Obesity and metabolic syndrome in circadian Clock mutant mice

Abstract

The CLOCK transcription factor is a key component of the molecular circadian clock within pacemaker neurons of the hypothalamic suprachiasmatic nucleus. We found that homozygous Clock mutant mice have a greatly attenuated diurnal feeding rhythm, are hyperphagic and obese, and develop a metabolic syndrome of hyperleptinemia, hyperlipidemia, hepatic steatosis, hyperglycemia, and hypoinsulinemia. Expression of transcripts encoding selected hypothalamic peptides associated with energy balance was attenuated in the Clock mutant mice. These results suggest that the circadian clock gene network plays an important role in mammalian energy balance.

Fig. 1

Altered diurnal rhythms in locomotor activity, feeding and metabolic rate in Clock mutant mice. (A) Insert on left: Actograms showing locomotor activity over a 30 day period in representative adult wild-type (WT) (top) and Clock mutant (bottom) mice individually housed in 12:12 LD (at 23°C) and provided food and water ad libitum. Activity bouts were analyzed using ClockLab software in 6-minute intervals across 7 days of recording (selected days are indicated by red vertical lines to the left of the actograms). Shown over the 24 hr cycle are activity counts during light (unshaded) and dark (shaded) periods (WT, n=5, black line; Clock, n=9, blue line). (B) Diurnal rhythm of locomotor activity for mice shown in (A). Activity counts were accumulated over the 12-hour light and 12-hour dark periods and expressed in each period as a percent of total 24-hour activity (*, p<0.05). Total activity over the 24-hour period was similar between genotypes. (C) Diurnal rhythm of food intake. Different groups of adult WT (N=7) and Clock mutant (N=5) mice were maintained on a regular diet (10% kcal/fat) and food intake (g) was measured during light and dark periods. Results shown are average food intake during light and dark periods as a percentage of total food intake (*, p<0.001). (D) Diurnal rhythm of metabolic rate. Metabolic rate was determined in additional groups of WT (N=7) and Clock mutant (N=9) mice by indirect calorimetry under 12:12 LD conditions over a 3 day continuous monitoring period (*, p<0.05). Results shown are average metabolic rates during the light and dark periods as a percentage of total metabolic rate. Results shown (A–D) are expressed as group means ± SEM.

Fig. 2

Obesity in Clock mutant mice. (A) Energy intake. Average caloric intake over a 10 week period in male WT and Clock mutant mice. WT and Clock mutant mice were provided ad libitum access to regular (10% kcal/fat, WT, n=8, Clock, n=10) or high-fat chow (45% kcal/fat, WT, n=7, Clock, n=11) for 10 weeks beginning at 6 weeks of age.
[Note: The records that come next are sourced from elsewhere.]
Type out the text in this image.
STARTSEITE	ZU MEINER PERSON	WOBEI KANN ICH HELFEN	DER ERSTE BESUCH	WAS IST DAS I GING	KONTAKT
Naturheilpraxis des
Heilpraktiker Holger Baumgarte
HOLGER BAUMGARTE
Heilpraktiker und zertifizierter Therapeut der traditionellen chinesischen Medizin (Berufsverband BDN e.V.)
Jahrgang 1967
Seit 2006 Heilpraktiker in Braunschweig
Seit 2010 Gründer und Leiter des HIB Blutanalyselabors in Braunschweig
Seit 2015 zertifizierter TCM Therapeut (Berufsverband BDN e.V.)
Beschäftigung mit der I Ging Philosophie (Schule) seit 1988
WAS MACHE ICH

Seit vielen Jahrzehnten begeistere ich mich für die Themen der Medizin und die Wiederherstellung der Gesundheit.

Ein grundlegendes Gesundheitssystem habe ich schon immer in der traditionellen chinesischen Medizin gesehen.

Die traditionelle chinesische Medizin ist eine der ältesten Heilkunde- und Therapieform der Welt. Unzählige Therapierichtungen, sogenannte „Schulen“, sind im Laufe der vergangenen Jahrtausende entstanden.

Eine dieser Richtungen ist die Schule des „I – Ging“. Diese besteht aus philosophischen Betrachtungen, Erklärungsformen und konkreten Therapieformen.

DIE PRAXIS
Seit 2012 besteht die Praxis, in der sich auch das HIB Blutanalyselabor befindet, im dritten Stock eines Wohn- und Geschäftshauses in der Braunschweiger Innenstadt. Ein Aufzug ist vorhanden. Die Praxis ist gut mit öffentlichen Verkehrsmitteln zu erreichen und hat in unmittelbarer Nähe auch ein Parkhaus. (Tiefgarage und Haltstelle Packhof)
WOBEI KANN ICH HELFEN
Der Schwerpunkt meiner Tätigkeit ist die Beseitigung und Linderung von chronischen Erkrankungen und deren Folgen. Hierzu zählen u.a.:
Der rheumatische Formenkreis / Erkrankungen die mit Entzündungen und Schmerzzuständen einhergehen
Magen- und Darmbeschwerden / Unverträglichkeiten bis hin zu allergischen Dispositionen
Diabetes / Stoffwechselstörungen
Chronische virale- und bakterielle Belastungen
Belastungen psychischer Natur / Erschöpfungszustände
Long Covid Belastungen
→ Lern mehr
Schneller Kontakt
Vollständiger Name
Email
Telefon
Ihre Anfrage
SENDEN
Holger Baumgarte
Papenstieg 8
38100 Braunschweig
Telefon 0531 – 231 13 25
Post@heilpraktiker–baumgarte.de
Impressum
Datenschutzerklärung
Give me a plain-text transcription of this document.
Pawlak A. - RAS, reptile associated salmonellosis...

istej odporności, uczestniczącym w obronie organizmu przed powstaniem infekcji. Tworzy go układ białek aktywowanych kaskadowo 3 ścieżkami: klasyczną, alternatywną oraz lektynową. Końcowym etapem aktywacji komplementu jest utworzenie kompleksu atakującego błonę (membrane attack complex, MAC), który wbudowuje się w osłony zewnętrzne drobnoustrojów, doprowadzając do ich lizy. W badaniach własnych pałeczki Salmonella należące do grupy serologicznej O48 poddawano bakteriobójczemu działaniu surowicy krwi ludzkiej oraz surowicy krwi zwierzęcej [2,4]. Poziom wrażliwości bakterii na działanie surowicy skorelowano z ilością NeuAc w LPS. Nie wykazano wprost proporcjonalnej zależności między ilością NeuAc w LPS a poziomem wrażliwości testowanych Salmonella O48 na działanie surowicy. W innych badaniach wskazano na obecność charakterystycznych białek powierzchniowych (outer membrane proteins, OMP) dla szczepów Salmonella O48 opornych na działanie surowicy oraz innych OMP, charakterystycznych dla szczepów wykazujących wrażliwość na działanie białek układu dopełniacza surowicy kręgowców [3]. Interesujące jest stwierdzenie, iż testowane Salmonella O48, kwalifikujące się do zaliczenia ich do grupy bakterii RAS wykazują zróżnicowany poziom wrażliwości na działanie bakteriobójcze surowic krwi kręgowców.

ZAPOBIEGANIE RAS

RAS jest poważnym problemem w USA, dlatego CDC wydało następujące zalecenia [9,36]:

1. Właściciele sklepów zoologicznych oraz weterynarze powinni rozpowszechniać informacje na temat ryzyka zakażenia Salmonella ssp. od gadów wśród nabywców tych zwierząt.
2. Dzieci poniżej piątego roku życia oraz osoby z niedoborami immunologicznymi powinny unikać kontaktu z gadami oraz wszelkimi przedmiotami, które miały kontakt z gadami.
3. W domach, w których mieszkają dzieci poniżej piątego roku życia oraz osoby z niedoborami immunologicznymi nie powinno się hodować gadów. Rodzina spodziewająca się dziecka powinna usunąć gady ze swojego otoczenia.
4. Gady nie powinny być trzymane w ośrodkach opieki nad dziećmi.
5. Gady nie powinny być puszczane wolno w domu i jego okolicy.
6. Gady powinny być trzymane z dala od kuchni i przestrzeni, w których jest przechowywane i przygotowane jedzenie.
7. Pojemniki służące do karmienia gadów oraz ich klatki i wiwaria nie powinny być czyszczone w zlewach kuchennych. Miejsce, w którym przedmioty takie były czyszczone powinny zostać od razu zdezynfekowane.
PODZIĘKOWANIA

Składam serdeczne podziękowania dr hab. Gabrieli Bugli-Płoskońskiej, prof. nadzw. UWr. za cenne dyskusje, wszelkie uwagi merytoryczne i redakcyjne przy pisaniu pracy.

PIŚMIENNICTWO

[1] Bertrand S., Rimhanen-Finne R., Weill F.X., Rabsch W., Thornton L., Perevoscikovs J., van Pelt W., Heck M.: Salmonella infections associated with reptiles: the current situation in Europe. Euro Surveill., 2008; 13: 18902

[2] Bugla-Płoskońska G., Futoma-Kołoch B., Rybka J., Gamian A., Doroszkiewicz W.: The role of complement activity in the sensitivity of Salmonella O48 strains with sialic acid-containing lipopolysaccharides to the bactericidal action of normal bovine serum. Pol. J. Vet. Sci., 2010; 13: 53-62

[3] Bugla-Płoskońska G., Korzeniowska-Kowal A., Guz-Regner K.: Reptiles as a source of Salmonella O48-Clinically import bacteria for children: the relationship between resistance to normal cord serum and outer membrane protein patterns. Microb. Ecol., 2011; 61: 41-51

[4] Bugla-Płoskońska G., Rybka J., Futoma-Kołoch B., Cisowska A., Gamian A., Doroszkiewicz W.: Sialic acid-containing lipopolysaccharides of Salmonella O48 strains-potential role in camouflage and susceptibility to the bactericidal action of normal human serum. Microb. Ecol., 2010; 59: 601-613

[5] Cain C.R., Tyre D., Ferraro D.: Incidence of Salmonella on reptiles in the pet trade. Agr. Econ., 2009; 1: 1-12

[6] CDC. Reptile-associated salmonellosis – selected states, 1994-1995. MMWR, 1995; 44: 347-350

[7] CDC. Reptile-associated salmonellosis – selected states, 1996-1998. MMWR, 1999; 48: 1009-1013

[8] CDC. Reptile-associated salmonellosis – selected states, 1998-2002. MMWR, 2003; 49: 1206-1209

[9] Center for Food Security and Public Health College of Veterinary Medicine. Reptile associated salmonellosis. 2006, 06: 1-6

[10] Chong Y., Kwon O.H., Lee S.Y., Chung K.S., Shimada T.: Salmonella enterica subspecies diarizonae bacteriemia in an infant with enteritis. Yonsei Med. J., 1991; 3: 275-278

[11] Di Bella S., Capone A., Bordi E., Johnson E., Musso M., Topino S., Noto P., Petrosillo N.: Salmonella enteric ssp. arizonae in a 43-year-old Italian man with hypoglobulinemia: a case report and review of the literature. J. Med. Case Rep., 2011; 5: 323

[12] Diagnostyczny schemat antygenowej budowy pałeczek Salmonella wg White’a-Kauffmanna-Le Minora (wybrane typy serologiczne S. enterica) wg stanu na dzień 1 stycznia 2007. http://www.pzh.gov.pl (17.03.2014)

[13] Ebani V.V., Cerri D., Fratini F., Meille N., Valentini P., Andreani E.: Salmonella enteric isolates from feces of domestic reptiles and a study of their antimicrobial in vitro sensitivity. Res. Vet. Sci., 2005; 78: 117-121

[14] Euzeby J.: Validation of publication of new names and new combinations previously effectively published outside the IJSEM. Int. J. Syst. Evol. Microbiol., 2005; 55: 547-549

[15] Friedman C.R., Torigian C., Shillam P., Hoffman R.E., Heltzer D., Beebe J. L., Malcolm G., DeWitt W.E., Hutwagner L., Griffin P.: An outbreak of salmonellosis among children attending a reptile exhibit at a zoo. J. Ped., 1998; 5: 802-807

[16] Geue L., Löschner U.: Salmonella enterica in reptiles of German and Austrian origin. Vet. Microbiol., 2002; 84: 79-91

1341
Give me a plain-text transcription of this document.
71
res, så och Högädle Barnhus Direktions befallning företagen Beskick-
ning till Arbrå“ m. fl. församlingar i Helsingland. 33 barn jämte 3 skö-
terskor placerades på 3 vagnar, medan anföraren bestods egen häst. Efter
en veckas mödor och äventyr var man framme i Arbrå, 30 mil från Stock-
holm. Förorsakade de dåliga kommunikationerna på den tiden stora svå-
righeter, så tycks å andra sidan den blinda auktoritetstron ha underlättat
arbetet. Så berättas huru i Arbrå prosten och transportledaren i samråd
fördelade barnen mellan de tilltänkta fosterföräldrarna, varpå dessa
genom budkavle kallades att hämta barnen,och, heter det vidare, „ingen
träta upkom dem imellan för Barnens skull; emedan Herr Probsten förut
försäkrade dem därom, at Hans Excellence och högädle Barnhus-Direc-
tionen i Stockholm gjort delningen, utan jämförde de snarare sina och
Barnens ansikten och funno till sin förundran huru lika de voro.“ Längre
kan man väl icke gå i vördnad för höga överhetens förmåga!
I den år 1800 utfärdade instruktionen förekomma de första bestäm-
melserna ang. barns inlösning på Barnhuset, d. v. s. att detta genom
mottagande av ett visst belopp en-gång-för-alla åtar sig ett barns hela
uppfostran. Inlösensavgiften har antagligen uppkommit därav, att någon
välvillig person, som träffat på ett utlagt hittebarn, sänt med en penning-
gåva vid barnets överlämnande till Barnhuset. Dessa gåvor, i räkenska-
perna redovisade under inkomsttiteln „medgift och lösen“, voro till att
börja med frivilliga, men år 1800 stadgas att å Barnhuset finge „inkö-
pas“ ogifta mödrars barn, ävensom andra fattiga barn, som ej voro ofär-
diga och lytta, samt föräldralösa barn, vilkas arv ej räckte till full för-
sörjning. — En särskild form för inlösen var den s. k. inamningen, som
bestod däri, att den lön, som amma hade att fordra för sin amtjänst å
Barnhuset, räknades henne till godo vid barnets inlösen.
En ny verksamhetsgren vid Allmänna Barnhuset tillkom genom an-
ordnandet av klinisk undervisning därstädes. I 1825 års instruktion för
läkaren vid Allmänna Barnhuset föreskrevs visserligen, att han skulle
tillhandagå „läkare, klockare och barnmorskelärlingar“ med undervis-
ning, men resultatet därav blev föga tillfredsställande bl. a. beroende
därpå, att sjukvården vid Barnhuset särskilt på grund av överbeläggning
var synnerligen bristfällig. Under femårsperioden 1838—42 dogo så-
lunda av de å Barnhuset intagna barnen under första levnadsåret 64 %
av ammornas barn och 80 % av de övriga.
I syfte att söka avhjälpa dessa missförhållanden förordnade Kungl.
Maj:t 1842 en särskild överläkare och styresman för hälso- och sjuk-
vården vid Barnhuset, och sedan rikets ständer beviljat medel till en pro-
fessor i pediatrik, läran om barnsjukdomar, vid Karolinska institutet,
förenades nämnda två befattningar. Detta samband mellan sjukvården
Weekly food intake was analyzed in the two groups (*, p<0.01). (B) Body weight. Body weights for the animals depicted in (A) after the 10 week study (*, p<0.01). (C) Longitudinal weight gain. Body weights WT (open) and Clock mutant (closed) mice over the 10 week study for animals depicted in (A) fed either regular (circle) or high fat (square) diets. (D) Post-weaning body weight of mice beginning at 10 days through 8 weeks of age. Growth curves in WT (open circle) and Clock mutant (closed circle) mice on regular chow were obtained by weighing animals weekly. Significant differences did not appear until 6 weeks of age (*, p<.05). All values (A–D) represent group means ± SEM

Fig. 3

Altered diurnal rhythms and abundance in Clock mutant mice of Per2 mRNA and mRNAs encoding selected hypothalamic peptides involved in energy balance. (A–D) mRNA relative abundance (RA) curves. Time-course variation of transcripts in the hypothalamus of WT (red line) and Clock mutant (black line) mice across a 12:12 LD cycle (indicated by white-black bar on bottom). Real-time PCR was used to determine transcript levels. Values are displayed as RA (mean ± SEM) after normalization to glyseraldehyde-3-phosphate dehydrogenase (GAPDH) expression levels in the same sample. Note that for visual clarity the RA scales vary for the different transcripts and vary between genotypes for orexin and ghrelin. Brains were collected at 4-hour intervals across the 12:12 LD cycle using four WT and four Clock mutant mice at each time point. Genotype comparisons were made at each 4-hour time point using independent sample t-tests with a significance level of p<.05 (*). Per2 = Period-2; Orx = Orexin; Ghr = Ghrelin; CART = Cocaine- and amphetamine-regulated transcript.